The Production Companies and Content Solutions Expos were set up the following year to introduce a new media element; while Content Marketing and Advanced Content Technology became the latest addition to Content Tokyo - now the umbrella brand for all six exhibitions - this year.

Cutting edge technology

As expected from the Japanese, there was plenty of high tech on display, especially from the appropriately-named Advanced Content Technology Expo.

Epson drew a large crowd as visitors queued to try the latest Moverio next generation smart glasses, which looks like ordinary spectacles with clear lenses except you can play back video content on it.

Tokyo Denki University debut its sound cask - a project 22 years in the making - which it termed as an "immersive auditory display system" because of its ability to project 3D sound through its 96 speakers.
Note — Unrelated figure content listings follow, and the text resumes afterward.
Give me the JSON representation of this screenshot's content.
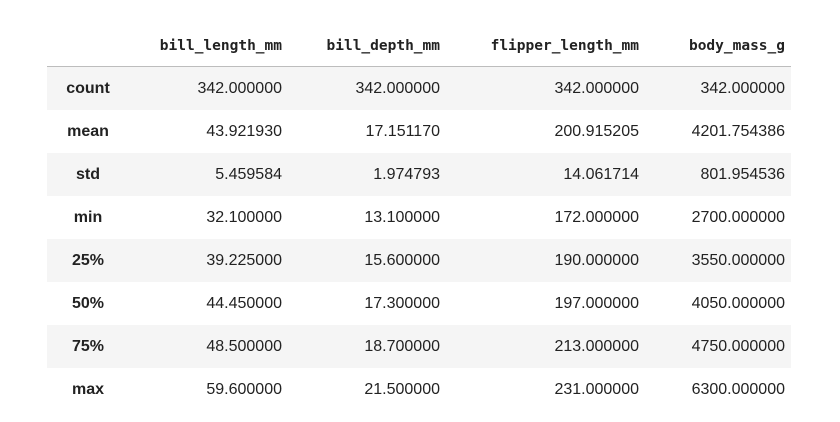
{
  "table": {
    "columns": [
      "bill_length_mm",
      "bill_depth_mm",
      "flipper_length_mm",
      "body_mass_g"
    ],
    "rows": [
      {
        "label": "count",
        "values": [
          "342.000000",
          "342.000000",
          "342.000000",
          "342.000000"
        ]
      },
      {
        "label": "mean",
        "values": [
          "43.921930",
          "17.151170",
          "200.915205",
          "4201.754386"
        ]
      },
      {
        "label": "std",
        "values": [
          "5.459584",
          "1.974793",
          "14.061714",
          "801.954536"
        ]
      },
      {
        "label": "min",
        "values": [
          "32.100000",
          "13.100000",
          "172.000000",
          "2700.000000"
        ]
      },
      {
        "label": "25%",
        "values": [
          "39.225000",
          "15.600000",
          "190.000000",
          "3550.000000"
        ]
      },
      {
        "label": "50%",
        "values": [
          "44.450000",
          "17.300000",
          "197.000000",
          "4050.000000"
        ]
      },
      {
        "label": "75%",
        "values": [
          "48.500000",
          "18.700000",
          "213.000000",
          "4750.000000"
        ]
      },
      {
        "label": "max",
        "values": [
          "59.600000",
          "21.500000",
          "231.000000",
          "6300.000000"
        ]
      }
    ]
  }
}
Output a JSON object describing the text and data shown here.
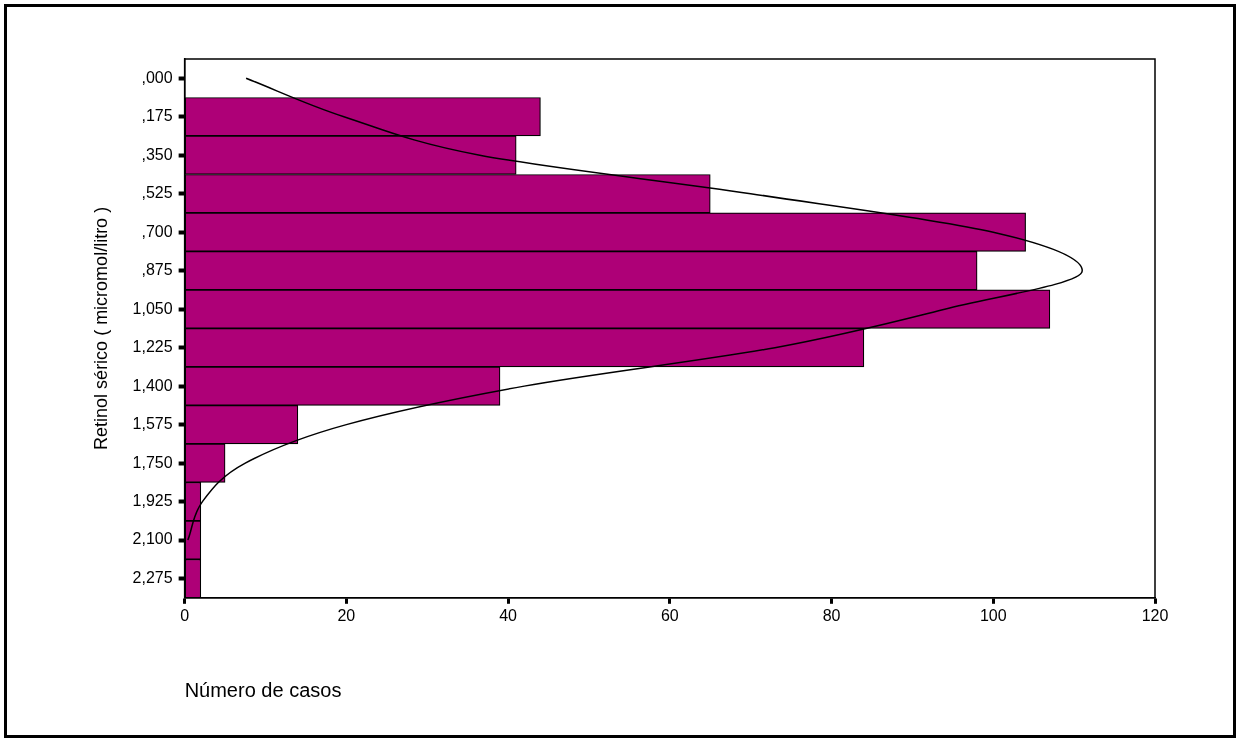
{
  "chart_data": {
    "type": "bar",
    "orientation": "horizontal",
    "categories": [
      ",000",
      ",175",
      ",350",
      ",525",
      ",700",
      ",875",
      "1,050",
      "1,225",
      "1,400",
      "1,575",
      "1,750",
      "1,925",
      "2,100",
      "2,275"
    ],
    "series": [
      {
        "color": "#ae0077",
        "values": [
          0,
          44,
          41,
          65,
          104,
          98,
          107,
          84,
          39,
          14,
          5,
          2,
          2,
          2
        ]
      },
      {
        "type": "line",
        "color": "#000000",
        "marker": "none",
        "values": [
          7.6,
          19.7,
          36.5,
          70,
          100,
          111,
          94,
          73,
          42,
          20,
          7.5,
          2.2,
          0.4,
          null
        ]
      }
    ],
    "xlim": [
      0,
      120
    ],
    "xticks": [
      0,
      20,
      40,
      60,
      80,
      100,
      120
    ],
    "xlabel": "Número de casos",
    "ylabel": "Retinol sérico ( micromol/litro )",
    "grid": false
  }
}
The university also found synergy with other exhibitors at Content Tokyo and is looking to further develop the concept to create "picture books" (similar to audio books but with 3D sound) as well as headsets with 3D sound capability.

But Denki University's Professor Shiro Ise adds the technology doesn't have to be used only for entertainment purposes: he notes that it also has the potential to benefit society when it's used as a warning system for the visually handicapped as sounds can help them to "see".

Overseas participants

Content Tokyo also drew foreign exhibitors from Taiwan, Korea and more, including Singapore company MotionElements, which prides itself as the largest online marketplace for digital assets in Asia.

As Japan is one of its key markets, co-founder Mark Sun says it made perfect sense for them to be there because "being an online global marketplace, we hardly get to meet our buyers and contributors face-to-face".

He adds: "At Content Tokyo, we learnt so much more about the market needs from major trends to minute improvements - we have already started working on these improvements as we speak!"

MotionElements plans to return for next year's show and that's something that definitely will be music to the ears of show director Keisuke Amano of Reed Exhibitions Japan.

"We hope to expand the show both in scale and international profile so both professionals from Japan and overseas will be able to utilise (it) to exchange contacts and seek the latest services and technologies for further developments of content business," he says.